Following completion of artistic study
in Lancashire & Cumbria, there followed the great inspiration of living
on the Solway coast
with all the ever changing light and atmosphere that only coastal life can
bring.
The work and realism of victorian landscapists
such as David Young Cameron, William McTaggart, Horatio McCulloch and JMW
Turner, together with impressionist painters such as Sisley, Pissaro &
Monet have provided much influence though it is the solemn
but magnificent atmospheric landscapes & snowscapes of the Deeside artist
Joseph Farquharson that have provided the most influence
and inspiration for many years and from an early age.

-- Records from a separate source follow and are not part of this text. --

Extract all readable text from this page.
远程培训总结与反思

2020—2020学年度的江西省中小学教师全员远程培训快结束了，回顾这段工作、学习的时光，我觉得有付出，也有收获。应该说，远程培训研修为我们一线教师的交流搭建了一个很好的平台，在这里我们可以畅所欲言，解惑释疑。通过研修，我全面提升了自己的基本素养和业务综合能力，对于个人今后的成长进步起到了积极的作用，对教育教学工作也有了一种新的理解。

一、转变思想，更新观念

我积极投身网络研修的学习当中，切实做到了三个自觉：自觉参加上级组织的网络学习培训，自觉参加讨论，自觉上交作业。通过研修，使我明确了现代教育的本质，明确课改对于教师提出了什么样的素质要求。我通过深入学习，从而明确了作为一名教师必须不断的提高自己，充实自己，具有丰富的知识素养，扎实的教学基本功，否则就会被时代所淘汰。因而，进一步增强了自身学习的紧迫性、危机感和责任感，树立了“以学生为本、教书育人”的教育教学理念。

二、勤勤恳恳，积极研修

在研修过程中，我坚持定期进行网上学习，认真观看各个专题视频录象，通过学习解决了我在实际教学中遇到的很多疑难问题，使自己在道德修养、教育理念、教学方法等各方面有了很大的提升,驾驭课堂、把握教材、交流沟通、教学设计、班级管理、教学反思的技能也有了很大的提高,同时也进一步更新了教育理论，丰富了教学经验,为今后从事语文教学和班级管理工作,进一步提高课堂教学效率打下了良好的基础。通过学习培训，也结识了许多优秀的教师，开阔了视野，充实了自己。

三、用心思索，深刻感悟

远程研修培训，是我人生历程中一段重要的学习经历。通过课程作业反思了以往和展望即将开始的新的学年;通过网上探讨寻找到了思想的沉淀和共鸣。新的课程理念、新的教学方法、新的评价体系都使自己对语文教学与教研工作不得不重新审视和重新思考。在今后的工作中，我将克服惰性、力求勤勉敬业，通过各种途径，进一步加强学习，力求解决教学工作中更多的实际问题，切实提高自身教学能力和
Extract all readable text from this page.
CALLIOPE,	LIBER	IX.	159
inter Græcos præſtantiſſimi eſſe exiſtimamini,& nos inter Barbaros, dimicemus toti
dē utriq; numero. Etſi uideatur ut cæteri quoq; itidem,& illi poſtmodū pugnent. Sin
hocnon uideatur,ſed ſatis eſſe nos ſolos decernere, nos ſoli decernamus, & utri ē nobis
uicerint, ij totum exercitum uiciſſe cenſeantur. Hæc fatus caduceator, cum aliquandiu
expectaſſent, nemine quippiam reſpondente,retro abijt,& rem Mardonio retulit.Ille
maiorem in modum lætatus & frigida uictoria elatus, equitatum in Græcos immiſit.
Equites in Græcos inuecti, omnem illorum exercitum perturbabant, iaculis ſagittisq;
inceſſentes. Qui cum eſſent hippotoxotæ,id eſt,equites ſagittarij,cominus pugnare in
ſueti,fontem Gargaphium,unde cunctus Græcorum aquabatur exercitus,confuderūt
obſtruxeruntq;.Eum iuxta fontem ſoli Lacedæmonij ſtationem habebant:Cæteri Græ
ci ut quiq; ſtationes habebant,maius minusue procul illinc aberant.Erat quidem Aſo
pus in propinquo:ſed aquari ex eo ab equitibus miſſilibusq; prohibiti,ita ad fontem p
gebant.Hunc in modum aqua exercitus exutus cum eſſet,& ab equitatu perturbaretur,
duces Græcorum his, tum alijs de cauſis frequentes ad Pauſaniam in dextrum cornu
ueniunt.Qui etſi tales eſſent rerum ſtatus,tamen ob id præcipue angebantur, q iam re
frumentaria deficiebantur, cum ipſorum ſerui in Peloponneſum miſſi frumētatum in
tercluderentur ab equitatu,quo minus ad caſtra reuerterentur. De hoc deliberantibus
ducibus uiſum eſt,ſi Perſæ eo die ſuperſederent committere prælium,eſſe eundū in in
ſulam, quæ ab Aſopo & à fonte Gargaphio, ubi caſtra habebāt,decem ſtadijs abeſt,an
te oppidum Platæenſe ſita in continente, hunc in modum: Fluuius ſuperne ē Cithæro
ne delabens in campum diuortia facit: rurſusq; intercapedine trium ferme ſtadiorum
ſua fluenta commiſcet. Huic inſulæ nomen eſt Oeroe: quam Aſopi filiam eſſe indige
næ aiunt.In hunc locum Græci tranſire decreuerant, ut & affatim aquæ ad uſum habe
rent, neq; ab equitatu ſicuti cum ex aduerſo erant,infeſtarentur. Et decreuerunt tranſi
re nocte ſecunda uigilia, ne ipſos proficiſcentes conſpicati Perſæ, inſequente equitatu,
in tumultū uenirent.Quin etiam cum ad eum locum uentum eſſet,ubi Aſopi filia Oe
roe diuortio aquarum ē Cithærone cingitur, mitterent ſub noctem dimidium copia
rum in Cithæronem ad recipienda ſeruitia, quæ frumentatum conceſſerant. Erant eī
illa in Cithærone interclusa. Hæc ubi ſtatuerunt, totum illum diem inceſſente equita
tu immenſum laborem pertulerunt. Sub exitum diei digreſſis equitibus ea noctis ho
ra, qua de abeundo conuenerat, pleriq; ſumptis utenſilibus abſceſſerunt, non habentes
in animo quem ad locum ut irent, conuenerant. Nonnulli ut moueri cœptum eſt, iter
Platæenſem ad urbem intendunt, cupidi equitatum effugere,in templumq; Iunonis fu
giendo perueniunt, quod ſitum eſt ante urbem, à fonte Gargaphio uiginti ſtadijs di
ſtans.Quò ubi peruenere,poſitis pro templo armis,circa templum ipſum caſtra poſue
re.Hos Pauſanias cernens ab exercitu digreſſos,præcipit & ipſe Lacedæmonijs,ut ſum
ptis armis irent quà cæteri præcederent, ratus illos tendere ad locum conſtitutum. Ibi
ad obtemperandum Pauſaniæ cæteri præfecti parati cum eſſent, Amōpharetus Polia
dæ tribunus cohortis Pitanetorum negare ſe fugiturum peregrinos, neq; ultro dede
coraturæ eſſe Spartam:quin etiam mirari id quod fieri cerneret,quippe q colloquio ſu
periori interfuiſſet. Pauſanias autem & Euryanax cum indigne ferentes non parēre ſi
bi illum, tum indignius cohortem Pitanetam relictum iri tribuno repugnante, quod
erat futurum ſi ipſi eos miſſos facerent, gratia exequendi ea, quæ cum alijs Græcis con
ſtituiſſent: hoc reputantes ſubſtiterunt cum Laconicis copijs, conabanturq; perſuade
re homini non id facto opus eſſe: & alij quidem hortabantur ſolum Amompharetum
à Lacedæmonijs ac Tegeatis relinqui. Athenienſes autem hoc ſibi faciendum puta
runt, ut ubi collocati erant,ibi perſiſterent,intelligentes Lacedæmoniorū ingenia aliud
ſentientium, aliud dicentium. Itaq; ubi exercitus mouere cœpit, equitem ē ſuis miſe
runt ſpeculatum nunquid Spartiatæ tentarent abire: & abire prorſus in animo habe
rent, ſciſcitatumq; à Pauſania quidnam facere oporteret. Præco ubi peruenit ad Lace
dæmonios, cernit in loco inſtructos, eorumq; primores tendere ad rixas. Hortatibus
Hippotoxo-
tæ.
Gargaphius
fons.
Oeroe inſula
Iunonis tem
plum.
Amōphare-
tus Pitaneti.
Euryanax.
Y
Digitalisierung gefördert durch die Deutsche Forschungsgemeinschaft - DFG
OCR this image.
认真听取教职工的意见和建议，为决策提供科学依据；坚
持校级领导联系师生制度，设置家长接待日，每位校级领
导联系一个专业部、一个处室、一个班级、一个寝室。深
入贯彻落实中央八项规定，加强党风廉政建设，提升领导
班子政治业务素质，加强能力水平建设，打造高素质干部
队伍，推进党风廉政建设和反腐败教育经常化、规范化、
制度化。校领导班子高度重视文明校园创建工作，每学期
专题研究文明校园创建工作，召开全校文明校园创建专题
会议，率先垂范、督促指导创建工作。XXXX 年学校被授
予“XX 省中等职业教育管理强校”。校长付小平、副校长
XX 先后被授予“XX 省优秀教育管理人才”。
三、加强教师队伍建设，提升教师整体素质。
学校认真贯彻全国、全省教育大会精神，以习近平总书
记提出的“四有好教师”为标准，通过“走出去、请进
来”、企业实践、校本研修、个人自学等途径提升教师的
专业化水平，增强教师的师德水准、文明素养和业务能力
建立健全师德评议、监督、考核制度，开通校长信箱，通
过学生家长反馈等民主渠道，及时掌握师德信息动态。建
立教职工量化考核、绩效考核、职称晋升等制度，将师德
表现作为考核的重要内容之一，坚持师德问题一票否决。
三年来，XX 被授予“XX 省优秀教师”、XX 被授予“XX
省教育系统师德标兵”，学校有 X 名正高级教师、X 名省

Several visits to Joseph's
estate at Finzean, together with many years of study of
his works have allowed the artist's own estate of Corehouse to be viewed in
a similar way to Finzean, with similar woodlands and tracks
and the magnificent Falls of the Clyde just a short stroll away.
European street scenes have been a particular
focus recently, with the twilight works of the Czech artist Jiri Vales an
inspiration, focusing
on the contrast between artificial light and the fading natural light on the
buildings and cobbled streets. The Czech republic has provided
a wealth of material and as a regular visitor and an 'improving' Czech speaker,
is a place I love.
Forthcoming work will be a result of
recent studies around central & eastern Europe in Poland, Estonia, Latvia,
Slovakia, Austria & France.
A large scale landscape from around the estate is planned for the Autumn of
2011.
It is not always physically possible
to produce regular works, especially when your main work is elsewhere. Sometimes
the mind is willing or
even over active though the body is not! I tend to build up ideas and studies
in my head for months at a time then furiously create and produce
the scene I have been building up to. When I work, I work quickly. Sometimes
I would love to work on a scene for months upon end, just as Joseph Farquharson
did, with painting huts around the woods but in reality, I am more of an impressionist,
though still striving for some realism. For example,
the two most recent larger paintings, "The sunlight breaking thro the
shade" and "On the banks of the Feugh near Woodend" both took
only
2 nights to complete. I have both patience and impatience! I hope to include
a slide show on here showing the development of these two paintings
from start to finish as I obsessively photograph my work as it is created,
for my own development and learning.